Nayla dan Sandra saling tatap. "Tapi, ini udah malem nek. Takutnya yang lain khawatir? Nggak papa--"
"Nenek bukan orang jahat Cu, ayok ikut." Meraih tangan dua gadis remaja itu.
Deg
Ini....tangan ini dingin sekali? Tak ada penolakan, mereka mengangguk patuh.
Vito menendang ranting didepanya. Sial, kenapa mereka tidak ada? Padahal tadi suara teriakanya berasal darisini?

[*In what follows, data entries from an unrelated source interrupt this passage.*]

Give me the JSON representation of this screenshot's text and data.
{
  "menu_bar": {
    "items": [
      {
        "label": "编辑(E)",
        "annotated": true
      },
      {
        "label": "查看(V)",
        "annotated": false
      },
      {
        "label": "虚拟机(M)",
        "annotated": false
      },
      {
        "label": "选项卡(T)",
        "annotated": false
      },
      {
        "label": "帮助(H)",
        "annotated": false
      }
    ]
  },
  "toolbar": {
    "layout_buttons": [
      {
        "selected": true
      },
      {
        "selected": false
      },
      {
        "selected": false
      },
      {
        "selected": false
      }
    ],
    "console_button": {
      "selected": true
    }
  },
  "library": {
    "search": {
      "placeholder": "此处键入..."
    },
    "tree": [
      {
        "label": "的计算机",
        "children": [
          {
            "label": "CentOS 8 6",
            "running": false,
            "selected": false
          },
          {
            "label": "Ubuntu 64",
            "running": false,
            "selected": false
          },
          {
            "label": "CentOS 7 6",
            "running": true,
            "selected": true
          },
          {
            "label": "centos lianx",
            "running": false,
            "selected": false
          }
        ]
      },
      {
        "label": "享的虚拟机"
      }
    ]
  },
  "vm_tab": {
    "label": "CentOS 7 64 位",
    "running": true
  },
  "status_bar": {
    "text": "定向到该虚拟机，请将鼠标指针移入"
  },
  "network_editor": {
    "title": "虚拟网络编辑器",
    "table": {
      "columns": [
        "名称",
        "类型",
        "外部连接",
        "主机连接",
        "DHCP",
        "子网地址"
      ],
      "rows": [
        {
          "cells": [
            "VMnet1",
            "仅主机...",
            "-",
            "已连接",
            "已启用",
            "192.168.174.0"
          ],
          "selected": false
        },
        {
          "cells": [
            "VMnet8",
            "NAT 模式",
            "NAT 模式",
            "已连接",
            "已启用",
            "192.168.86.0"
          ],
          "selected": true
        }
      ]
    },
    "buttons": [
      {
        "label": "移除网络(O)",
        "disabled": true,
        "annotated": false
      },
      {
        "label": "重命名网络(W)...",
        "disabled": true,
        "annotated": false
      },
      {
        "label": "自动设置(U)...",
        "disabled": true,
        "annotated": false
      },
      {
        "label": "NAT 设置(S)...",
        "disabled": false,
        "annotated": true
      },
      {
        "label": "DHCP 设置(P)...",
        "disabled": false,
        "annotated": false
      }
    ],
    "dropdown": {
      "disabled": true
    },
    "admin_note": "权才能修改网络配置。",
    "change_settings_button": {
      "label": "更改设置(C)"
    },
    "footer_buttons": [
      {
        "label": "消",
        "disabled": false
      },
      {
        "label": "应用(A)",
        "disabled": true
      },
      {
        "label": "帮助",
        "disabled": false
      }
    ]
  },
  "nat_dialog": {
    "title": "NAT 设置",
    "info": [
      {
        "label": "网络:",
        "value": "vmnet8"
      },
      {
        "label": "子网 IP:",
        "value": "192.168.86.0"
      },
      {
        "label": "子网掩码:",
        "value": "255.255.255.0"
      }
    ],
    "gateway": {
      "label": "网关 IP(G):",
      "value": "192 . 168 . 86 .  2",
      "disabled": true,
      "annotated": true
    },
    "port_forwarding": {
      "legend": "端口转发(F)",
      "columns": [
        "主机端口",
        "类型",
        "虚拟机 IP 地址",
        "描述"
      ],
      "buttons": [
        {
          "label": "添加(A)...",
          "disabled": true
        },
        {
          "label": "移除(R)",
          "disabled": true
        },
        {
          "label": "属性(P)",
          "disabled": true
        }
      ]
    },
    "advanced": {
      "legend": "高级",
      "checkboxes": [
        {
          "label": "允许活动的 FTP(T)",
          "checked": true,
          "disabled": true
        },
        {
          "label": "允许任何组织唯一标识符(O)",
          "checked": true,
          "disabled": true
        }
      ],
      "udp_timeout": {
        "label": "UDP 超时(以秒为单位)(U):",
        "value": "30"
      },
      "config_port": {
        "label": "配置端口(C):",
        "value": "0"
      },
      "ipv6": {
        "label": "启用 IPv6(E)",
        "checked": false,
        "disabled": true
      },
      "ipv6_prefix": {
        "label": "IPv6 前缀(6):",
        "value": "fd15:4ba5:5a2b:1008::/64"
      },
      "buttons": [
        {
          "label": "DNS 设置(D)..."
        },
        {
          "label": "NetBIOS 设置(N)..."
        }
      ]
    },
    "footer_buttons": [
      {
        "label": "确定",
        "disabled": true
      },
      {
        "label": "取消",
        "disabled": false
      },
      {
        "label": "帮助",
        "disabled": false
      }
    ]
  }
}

"Hah, mana? Sandra!!" Pemuda itu mengacak rambutnya kesal. Entah sudah berapa jam mereka celingak-celinguk ditengah hutan?
Gadis-gadis memang selalu merepotkan.
"Gue yakin tadi suaranya darisini Vit."
"Gue juga, tapi mana? Mereka nggak ada."
Riko baru ingat... "Lo denger kalo mereka teriak tadi, terus nggak ada. Apa mereka baik-baik aja? Vit, perasaan gue nggak enak."
Menghela nafas kasar. Apa yang akan mereka temui dihutan belantara pada malam hari? Selain binatang buas dan, Roh penunggu? "Kita cari kesana." Menunjuk arah lurus.
¤¤¤
Ditempat kemah, pak Makmur sudah memanggil juru kunci hutan yang mereka tempati saat ini.
Bukan sekadar isu namun memang nyata, hutan ini dulunya dirawat dan selalu dibersihkan oleh pasangan suami istri Alm. Bapak Fulan dan Almh. Ibu Fulin.
Sampai akhir hayat dua pasangan itu tetap menjaga hutan ini.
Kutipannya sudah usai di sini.